Non-profit helps rebuild roofs neglected since Hurricane Maria in Puerto Rico
PRoTechos, a nonprofit formed after Hurricane Maria to repair the roofs of family homes that didn't get government help to do so, discovered people living under roofs damaged not just by Irma and Maria which struck the Island in 2017 or Fiona in 2022, but also by Hurricane Georges which hit Puerto Rico in 1998. The Puerto Rican government recently said roughly 3,000 homes damaged by Maria were still covered in the blue FEMA-issued tarps that became a symbol of residents' wait for assistance after the storm. The non-profit estimates that the number may be closer to 15,000. Many are homes that were ineligible for government-funded repairs because owners lacked formal title or other documents. There are also roofs that government-contracted crews “fixed” so badly their work is falling apart. PRoTechos is a workforce-development initiative funded by a federal grant to train the construction workers that Puerto Rico will need to complete the billions of dollars' worth of post-Maria reconstruction projects that have yet to begin.
View From The White House
President Biden issued six end-of-the-year pardons last week, including for people who had completed their sentences for drug-related crimes and for an individual whose experience led to legal recognition of battered woman syndrome.
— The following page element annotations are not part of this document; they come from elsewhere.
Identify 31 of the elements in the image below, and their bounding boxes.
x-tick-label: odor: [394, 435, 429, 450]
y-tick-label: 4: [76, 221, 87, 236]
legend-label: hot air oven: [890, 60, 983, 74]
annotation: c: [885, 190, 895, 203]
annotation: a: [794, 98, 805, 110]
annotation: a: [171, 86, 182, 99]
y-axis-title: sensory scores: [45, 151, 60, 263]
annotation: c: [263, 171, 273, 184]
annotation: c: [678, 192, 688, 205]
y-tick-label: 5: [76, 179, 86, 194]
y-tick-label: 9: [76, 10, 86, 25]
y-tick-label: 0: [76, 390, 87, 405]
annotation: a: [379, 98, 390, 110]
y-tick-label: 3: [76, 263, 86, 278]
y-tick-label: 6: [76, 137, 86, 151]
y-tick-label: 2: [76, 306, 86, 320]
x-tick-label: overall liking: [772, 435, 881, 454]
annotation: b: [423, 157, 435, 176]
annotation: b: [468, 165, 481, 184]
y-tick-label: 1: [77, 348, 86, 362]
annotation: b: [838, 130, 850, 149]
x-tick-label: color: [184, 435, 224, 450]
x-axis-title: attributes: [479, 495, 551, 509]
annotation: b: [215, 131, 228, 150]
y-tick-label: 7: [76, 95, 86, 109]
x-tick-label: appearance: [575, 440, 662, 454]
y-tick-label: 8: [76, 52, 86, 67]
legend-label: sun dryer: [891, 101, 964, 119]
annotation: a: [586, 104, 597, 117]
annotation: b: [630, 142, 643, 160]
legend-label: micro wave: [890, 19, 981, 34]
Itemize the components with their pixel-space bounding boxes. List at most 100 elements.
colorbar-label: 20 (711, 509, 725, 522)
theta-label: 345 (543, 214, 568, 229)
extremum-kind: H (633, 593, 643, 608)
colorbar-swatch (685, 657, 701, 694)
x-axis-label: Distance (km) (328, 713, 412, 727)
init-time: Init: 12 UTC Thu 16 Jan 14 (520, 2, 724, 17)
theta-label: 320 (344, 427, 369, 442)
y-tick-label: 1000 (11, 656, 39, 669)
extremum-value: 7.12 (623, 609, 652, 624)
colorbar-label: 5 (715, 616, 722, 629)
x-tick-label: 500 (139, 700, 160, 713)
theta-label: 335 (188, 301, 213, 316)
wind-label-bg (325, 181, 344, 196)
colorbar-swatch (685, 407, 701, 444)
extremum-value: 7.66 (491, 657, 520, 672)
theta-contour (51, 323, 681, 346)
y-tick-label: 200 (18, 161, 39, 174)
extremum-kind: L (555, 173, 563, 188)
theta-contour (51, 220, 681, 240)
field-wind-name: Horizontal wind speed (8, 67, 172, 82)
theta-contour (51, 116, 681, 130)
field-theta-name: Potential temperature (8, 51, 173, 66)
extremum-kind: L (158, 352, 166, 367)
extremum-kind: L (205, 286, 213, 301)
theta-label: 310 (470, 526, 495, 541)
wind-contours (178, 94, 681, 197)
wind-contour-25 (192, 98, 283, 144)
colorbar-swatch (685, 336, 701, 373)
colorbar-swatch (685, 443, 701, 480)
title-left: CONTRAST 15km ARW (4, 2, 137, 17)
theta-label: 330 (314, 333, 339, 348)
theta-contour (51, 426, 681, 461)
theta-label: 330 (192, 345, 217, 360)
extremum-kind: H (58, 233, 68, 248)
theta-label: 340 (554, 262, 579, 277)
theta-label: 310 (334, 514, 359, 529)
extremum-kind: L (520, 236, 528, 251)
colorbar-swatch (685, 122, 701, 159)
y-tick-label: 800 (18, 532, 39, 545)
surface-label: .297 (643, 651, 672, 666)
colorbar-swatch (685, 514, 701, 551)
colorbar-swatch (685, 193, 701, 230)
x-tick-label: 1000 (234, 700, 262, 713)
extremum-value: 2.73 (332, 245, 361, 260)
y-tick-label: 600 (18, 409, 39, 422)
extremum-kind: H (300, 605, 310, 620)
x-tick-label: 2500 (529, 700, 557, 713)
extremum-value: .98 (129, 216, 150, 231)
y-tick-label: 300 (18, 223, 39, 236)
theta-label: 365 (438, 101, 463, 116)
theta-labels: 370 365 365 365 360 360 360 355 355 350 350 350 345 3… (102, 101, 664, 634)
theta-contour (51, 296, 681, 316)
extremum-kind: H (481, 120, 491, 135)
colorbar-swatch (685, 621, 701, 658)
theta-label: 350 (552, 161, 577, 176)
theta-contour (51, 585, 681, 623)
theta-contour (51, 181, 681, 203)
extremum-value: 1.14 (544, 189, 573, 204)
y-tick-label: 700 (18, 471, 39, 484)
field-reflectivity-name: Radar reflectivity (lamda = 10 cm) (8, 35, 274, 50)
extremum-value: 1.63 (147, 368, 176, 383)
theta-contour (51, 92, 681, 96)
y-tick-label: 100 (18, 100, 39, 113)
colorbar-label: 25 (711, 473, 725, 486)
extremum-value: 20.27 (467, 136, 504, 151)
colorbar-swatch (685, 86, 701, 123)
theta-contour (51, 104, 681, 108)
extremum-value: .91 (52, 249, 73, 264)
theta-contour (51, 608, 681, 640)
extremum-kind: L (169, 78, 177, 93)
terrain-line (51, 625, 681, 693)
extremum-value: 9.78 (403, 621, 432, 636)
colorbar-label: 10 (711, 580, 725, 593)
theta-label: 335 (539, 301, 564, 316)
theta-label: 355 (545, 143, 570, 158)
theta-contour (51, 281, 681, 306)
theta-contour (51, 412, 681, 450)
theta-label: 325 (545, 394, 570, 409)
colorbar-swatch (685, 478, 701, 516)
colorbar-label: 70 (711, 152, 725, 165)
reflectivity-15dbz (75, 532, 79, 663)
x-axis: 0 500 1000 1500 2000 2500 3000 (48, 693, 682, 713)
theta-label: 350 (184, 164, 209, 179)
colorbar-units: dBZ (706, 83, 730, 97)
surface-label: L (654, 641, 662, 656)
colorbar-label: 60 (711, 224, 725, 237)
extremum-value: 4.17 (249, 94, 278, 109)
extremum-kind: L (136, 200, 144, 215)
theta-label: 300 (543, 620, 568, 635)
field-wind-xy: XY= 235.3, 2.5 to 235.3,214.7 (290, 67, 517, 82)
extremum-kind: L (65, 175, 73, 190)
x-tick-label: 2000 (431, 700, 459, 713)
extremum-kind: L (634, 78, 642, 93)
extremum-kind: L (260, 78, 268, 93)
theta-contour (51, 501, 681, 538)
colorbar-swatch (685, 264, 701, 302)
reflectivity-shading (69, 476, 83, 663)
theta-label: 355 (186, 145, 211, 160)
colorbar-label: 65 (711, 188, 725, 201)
The Department of Health and Human Services issued a proposal on Thursday to partially rescind a Trump-era rule that had enabled medical workers to refuse to provide services that they objected to, including abortions, contraception or gender-affirming care.
President Biden will renominate dozens of people to key positions whose nominations lapsed at the end of the 117th Congress, including former Los Angeles mayor Eric Garcetti to be the U.S. ambassador to India.